Saturday, January 6, 2018

Explorer Jedediah Smith

Jedediah Strong Smith (January 6, 1799 – May 27, 1831), was a clerk, frontiersman, hunter, trapper, author, cartographer, and explorer of the Rocky Mountains, the North American West, and the Southwest during the early 19th century. After 75 years of obscurity following his death, Smith was rediscovered as the American whose explorations led to the use of the 20-mile (32 km)-wide South Pass as the dominant point of crossing the Continental Divide for pioneers on the Oregon Trail.

                                                          A Portrait of Jedediah Smith 

Coming from a modest family background, Smith traveled to St. Louis and joined William H. Ashley and Andrew Henry's fur trading company in 1822. Smith led the first documented exploration from the Salt Lake frontier to the Colorado River. From there, Smith's party became the first white Americans to cross the Mojave Desert into California. On the return journey, Smith and his companions were the first United States citizens to explore and eastwardly cross the Sierra Nevada and the treacherous Great Basin Desert. Smith and his companions were also the first white Americans to travel up the California coast (on land) to reach the Oregon Country. Surviving three Indian massacres and one bear mauling, Jedediah Smith's explorations and documented travels were important resources to later American westward expansion.

In March 1831, while in St.
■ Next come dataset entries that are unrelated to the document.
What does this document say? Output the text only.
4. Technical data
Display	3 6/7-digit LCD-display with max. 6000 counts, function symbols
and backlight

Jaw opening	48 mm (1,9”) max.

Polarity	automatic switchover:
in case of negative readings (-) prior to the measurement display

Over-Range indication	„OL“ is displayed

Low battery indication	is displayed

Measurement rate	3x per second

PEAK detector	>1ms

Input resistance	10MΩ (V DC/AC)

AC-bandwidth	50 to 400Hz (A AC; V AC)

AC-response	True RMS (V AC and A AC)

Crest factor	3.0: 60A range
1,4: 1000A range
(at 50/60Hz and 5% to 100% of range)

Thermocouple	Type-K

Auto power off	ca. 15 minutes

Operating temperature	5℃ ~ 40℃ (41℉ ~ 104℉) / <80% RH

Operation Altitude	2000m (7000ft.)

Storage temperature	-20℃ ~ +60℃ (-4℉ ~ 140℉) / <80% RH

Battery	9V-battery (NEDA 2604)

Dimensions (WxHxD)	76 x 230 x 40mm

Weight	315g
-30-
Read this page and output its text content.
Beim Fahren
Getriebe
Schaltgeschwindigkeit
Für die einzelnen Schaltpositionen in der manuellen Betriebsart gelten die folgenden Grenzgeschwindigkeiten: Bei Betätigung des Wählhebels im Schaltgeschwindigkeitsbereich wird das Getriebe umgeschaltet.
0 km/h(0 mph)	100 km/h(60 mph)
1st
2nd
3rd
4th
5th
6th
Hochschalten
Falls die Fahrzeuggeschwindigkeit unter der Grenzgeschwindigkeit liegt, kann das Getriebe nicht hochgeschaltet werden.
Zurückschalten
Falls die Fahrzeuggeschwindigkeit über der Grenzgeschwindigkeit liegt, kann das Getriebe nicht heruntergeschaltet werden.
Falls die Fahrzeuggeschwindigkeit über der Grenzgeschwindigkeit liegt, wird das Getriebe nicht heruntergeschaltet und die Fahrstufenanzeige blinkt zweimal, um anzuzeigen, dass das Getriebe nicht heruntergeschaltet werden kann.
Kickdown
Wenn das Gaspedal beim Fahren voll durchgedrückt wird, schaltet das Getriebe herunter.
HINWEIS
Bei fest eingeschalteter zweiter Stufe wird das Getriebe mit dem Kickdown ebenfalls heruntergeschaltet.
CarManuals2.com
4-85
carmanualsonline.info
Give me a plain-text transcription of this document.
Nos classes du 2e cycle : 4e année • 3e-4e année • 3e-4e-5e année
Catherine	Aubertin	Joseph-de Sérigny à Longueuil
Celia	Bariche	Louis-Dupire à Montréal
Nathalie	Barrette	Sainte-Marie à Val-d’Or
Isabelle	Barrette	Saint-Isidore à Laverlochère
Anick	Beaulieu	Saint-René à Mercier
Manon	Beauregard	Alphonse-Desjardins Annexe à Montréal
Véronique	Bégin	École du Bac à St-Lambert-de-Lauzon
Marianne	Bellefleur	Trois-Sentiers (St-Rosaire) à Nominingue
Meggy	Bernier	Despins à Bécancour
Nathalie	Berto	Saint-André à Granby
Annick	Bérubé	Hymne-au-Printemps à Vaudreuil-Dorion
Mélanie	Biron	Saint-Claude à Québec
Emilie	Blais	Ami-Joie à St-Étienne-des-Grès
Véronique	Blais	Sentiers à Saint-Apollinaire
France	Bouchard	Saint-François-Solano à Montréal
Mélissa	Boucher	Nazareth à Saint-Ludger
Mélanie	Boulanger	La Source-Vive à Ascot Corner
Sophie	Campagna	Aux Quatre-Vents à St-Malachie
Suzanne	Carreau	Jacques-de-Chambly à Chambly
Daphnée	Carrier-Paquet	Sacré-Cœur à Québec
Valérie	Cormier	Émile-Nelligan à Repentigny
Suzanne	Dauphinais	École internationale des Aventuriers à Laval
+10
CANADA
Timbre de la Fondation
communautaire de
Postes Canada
Louis, Smith requested of Secretary of War John H. Eaton a federally funded exploration of the West, but to no avail. Smith informed Eaton that he was completing a map of the West derived from his own journeys. In May, Smith and his partners launched a planned para-military trading party to Santa Fe. On May 27, while searching for water in present-day southwest Kansas, Smith went missing. It was learned some weeks later that he had been killed during an encounter with the Comanche, while his body was never recovered.

After his death, Smith's memory and his accomplishments were mostly forgotten by Americans. At the beginning of the 20th century, scholars and historians made efforts to recognize and study his achievements. In 1918, a book by Harrison Clifford Dale was published covering Ashley-Smith western explorations. In 1935, Smith's summary autobiography was finally listed in a biographical dictionary. Smith's first comprehensive biography by Maurice S. Sullivan was published in 1936. A popular Smith biography by Dale Morgan, published in 1953, established Smith as an authentic national hero. Smith's map of the West in 1831 was superimposed by the U.S. Army and later used by western explorer John C. Frémont during the early 1840s.